The 33-year farce of Western appeasement of Iran may be reaching its denouement. For the last few months, the pace of events have quickened as the West sanctions and threatens, and Iran blusters about closing the Strait of Hormuz, cutting off oil to Europe, and unleashing its terrorist proxies. Just last week Iran’s “Supreme Leader” Ayatollah Ali Khamenei subtly suggested that Iran would step up its already considerable support of terrorist outfits targeting Israel and the U.S.: “From now on, in any place, if any nation or any group confronts the Zionist regime, we will endorse and we will help. We have no fear expressing this.” Indulging traditional Islamic anti-Semitic language, Khamenei said Israel was a “cancerous tumor that should be cut and will be cut,” and claimed that the U.S. would suffer defeat and damage its regional prestige if it decides to use military force to stop the country’s nuclear program.
Meanwhile, Secretary of Defense Leon Panetta has said there was a “strong likelihood” that Israel would attack Iran in April, May, or June of this year, a supposition reinforced by French President Nicolas Sarkozy. And Israeli Defense Minister Ehud Barak said in his remarks at the Herzilya Conference that Iran’s “military nuclear program is steadily nearing ripeness and is about to enter the ‘immunity zone.’ From that point on, the Iranian regime will be able to act to complete the program, with no effective disturbance and a time that is convenient for it.” The backdrop of this war of words is the West’s imposition of yet more sanctions, while the Iranian regime once again rope-a-dopes the International Atomic Energy Agency inspectors, and rumors of American troop concentrations in the region abound.
A constant in all this the diplomatic fencing is the threat of military action by Israel, along with the rumors surrounding such an event and speculations about the extent of Israel’s military capabilities. More important, however, is the unsavory way the Obama administration is using the threat of Israeli military action to influence Iranian behavior, at the same time it positions itself to avoid any responsibility for an attack. Thus Panetta publicly has been warning Israel against attacking, listing all the “unintended consequences” that would follow, at the same time the U.S. demands that Israel do nothing without alerting the United States in advance. However, despite these public warnings to Israel, it has long been clear that the administration’s diplomatic efforts have all been underwritten by the implicit threat that Israel will take unilateral military action. So it is that Israel is made the Dirty Harry of the Middle East, her actions decried by Western nations too cowardly to do what they know needs to be done, as in 1981, when Israel destroyed Iraq’s Osirak atomic reactor only to be condemned by the United States.

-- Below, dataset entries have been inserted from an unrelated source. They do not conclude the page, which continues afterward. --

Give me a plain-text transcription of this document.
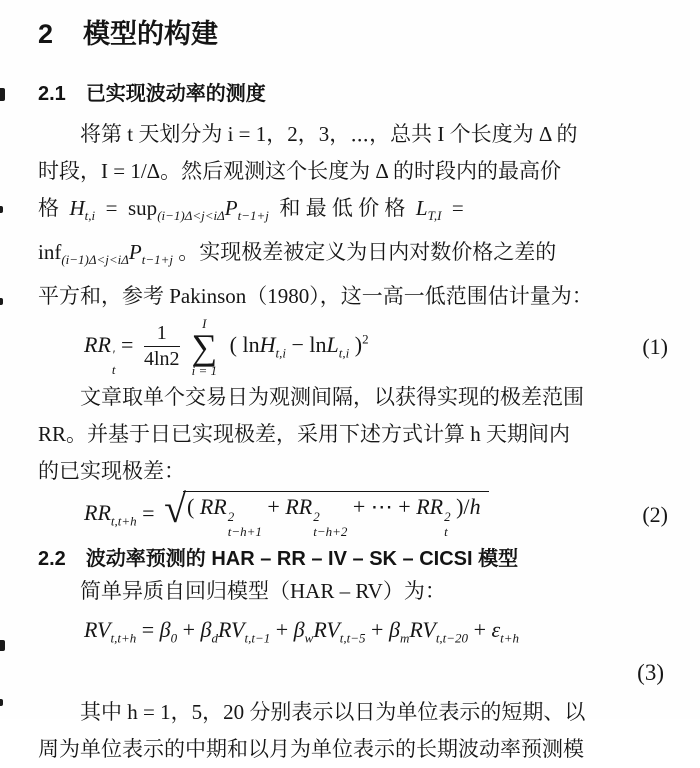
2 模型的构建
2.1 已实现波动率的测度
将第 t 天划分为 i = 1，2，3，⋯，总共 I 个长度为 Δ 的
时段，I = 1/Δ。然后观测这个长度为 Δ 的时段内的最高价
格  $H_{t,i} = sup_{(i-1)\Delta<j<i\Delta}P_{t-1+j}$  和 最 低 价 格  $L_{T,I}$  =
$inf_{(i-1)\Delta<j<i\Delta}P_{t-1+j}$ 。实现极差被定义为日内对数价格之差的
平方和，参考 Pakinson（1980），这一高一低范围估计量为：
RR ′
t
= $\frac{1}{4\ln 2}$ I
∑
i = 1
( lnH$_{t,i}$ − lnL$_{t,i}$ )$^2$	(1)
文章取单个交易日为观测间隔，以获得实现的极差范围
RR。并基于日已实现极差，采用下述方式计算 h 天期间内
的已实现极差：
$RR_{t,t+h}$ = √ ( RR 2
t−h+1
+ RR 2
t−h+2
+ ⋯ + RR 2
t
)/h	(2)
2.2 波动率预测的 HAR – RR – IV – SK – CICSI 模型
简单异质自回归模型（HAR – RV）为：
$RV_{t,t+h} = \beta_0 + \beta_dRV_{t,t-1} + \beta_wRV_{t,t-5} + \beta_mRV_{t,t-20} + \varepsilon_{t+h}$
(3)
其中 h = 1，5，20 分别表示以日为单位表示的短期、以
周为单位表示的中期和以月为单位表示的长期波动率预测模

For make no mistake, Iran cannot be allowed to succeed in manufacturing nuclear weapons, or even achieving “nuclear latency,” the ability rapidly to produce them when needed. Such armaments in the hands of an Iranian regime besotted with apocalyptic Twelver Shi’ism and religiously sanctioned Jew-hatred would radically reconfigure the Middle East, sparking nuclear proliferation in the region and endangering not just Israel, but a large portion of the world’s oil supply. Yet on her own, Israel can at best delay Iran’s progress for at best three to five years. Apart from the logistical challenges of such a complex attack, nuclear production facilities in Iran have been dispersed into 17 known sites, many of which have been moved deep underground into fortified bunkers and tunnels.
The fallout of such an attack, moreover, could hit Israel hard. By Israeli estimations, Iran’s proxy Hezbollah has stockpiled in Lebanon 50,000 missiles, which can reach every corner of Israel. Following the fall of Mubarak and the ascendancy of the Muslim Brothers, the southern border with Egypt is no longer secure, thus providing an avenue for Hamas terrorist attacks. A beleaguered Bashar al Assad in Syria could distract attention from his slaughter of Syrians by attacking Israel in the Golan. Although the United States has said it would defend Israel in these circumstances, it is not certain how reliable that pledge is in an election year, with a U.S. president who already has shown by his actions a marked dislike for Israel. After all, this is a president who counts Turkey’s Recep Erdogan as one of his closest international buddies, despite Turkey’s naked support for the genocidal Hamas, but who publicly disparages Israeli Prime Minister Benyamin Netanyahu. Certainly, Israel would find little sympathy and support in the U.N. or the E.U. after an attack on Iran.